CR : Je pense que c’est à cause d’un manque de savoir, de connaissance. Je suis complètement à l’intérieur du milieu de la danse et en même temps complètement à côté. Et j’aime ce rapport-là, cette distance. Cela crée un non discours. Ce qui m’importe, c’est un corps dans un espace, questionner le lieu dans son volume, quels sont les enjeux de la perspective, comment situer la scène et l’avant scène. Les gens restent au stade de la danse et non à celui de l’écriture chorégraphique. Souvent, les critiques n’arrivent pas à voir et préfèrent la prise de pouvoir. Soit c’est de la description, soit c’est de la prise en otage du projet pour dire autre chose. Il n’y a même pas parfois cette volonté de dire « je ne comprends pas » ou « j’ai un trouble »

TC : Tu as fait tes études à la Villa Arson, à l’époque ou Christian Bernard était directeur. Continues-tu à suivre son travail ?

CR : Oui toujours. Mais à un moment, j’ai eu un rejet absolu de l’art contemporain jusqu’à la découverte du travail de Claude Lévêque. Je n’aimais pas l’idée de marché et je ne m’intéressais pas aux enjeux des colloques liés aux arts plastiques. Je préfère la richesse des rencontres.

TC : Tous tes spectacles travaillent des notions d’agencement et de display. Que penses-tu de la figure de l’artiste-commissaire, comme le fait Eric Troncy ?

CR : J’ai vu Coolustre à la Collection Lambert, que j’avais assez peu aimé. Cette exposition m’a agacé. Il s’est octroyé une position ; il est peut-être commissaire mais il ne sera jamais un artiste, ni un artiste-commissaire. Ce ne sont que des prises d’otage tout en parlant beaucoup trop de soi. C’est une simple ironie cynique. J’ai le sentiment dans cette exposition, de ne pas avoir eu accès aux pièces tout en n’aimant pas la narration globale de l’exposition, que j’ai trouvé très compartimentée, très display de boutique.

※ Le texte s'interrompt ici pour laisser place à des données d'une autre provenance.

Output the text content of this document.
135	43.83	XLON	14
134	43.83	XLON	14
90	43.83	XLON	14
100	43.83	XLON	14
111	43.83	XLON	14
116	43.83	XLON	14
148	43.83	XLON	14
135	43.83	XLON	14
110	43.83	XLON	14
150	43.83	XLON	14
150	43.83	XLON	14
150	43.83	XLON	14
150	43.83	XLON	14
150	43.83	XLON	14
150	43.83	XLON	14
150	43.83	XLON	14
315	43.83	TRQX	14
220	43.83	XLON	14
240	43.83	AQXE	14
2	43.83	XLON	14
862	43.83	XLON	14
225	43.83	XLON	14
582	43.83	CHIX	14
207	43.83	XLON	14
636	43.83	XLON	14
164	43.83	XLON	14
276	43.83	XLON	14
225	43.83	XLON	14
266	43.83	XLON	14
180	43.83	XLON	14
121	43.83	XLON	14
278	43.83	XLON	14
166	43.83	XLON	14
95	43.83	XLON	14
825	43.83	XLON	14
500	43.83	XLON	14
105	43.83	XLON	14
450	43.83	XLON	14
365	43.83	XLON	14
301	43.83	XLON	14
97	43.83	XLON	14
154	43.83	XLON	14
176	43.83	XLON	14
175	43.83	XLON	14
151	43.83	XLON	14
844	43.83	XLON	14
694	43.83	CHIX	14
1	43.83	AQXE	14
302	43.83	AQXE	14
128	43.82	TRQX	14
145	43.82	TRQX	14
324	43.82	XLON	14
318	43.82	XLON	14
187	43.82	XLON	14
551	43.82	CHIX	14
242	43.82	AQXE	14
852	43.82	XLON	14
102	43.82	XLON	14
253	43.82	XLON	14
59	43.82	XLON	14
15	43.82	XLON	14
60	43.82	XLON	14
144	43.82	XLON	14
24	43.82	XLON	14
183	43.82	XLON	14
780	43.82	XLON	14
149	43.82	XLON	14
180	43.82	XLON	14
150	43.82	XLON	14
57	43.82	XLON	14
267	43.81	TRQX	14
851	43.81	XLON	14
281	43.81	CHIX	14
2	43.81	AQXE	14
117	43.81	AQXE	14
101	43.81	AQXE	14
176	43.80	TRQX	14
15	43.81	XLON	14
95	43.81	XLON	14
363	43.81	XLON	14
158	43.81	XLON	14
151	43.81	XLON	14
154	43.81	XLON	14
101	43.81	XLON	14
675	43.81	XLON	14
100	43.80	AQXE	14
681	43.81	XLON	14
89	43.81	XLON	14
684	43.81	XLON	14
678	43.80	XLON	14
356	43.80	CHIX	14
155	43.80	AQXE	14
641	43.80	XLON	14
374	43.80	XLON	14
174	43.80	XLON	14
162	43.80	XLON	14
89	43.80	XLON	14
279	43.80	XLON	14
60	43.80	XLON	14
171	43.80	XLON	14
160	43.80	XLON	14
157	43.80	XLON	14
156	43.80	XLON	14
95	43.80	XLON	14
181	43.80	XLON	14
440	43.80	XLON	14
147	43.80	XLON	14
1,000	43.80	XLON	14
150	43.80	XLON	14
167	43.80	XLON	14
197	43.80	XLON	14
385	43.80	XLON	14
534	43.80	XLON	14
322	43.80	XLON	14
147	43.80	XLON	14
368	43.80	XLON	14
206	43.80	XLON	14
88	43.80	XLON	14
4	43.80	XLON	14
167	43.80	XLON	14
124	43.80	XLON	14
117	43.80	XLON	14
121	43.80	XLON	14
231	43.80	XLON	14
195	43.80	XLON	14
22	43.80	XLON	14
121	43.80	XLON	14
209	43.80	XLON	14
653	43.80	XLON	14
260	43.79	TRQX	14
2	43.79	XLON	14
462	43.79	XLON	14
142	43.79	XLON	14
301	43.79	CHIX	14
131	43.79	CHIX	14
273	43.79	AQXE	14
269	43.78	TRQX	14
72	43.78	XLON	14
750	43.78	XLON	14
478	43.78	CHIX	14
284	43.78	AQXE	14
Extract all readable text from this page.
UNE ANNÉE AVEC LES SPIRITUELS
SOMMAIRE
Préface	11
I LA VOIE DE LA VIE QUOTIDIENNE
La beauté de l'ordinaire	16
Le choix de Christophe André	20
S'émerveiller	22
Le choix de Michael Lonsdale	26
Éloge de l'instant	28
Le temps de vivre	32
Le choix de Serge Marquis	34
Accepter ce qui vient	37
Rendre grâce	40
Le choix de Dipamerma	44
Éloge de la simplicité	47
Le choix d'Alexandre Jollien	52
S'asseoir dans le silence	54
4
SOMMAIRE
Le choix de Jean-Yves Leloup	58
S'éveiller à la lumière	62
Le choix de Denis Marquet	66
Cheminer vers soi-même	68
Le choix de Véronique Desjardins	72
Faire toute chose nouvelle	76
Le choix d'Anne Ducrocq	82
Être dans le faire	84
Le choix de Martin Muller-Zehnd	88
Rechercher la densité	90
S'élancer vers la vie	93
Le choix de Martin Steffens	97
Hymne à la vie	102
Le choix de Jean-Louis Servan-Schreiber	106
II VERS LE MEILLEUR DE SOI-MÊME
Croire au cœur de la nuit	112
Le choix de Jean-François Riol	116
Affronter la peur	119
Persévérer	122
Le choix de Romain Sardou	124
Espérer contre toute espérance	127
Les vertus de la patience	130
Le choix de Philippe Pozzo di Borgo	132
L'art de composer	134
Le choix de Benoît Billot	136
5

Ça ne sert à rien de déplacer des enjeux de visibilité pour donner du sens. L’enjeu du déplacement ne fait pas sens juste parce qu’il y aurait déplacement. C’est une erreur, autant que lorsque la danse est présente au théâtre. Elle reste de la danse mais déplacée dans une galerie, elle devient de l’art contemporain performatif. Je trouve que c’est fainéant et du coup, il faut accompagner cela de trop de discours. En revanche, l’idée d’agencement m’intéresse autant que l’idée de déposition.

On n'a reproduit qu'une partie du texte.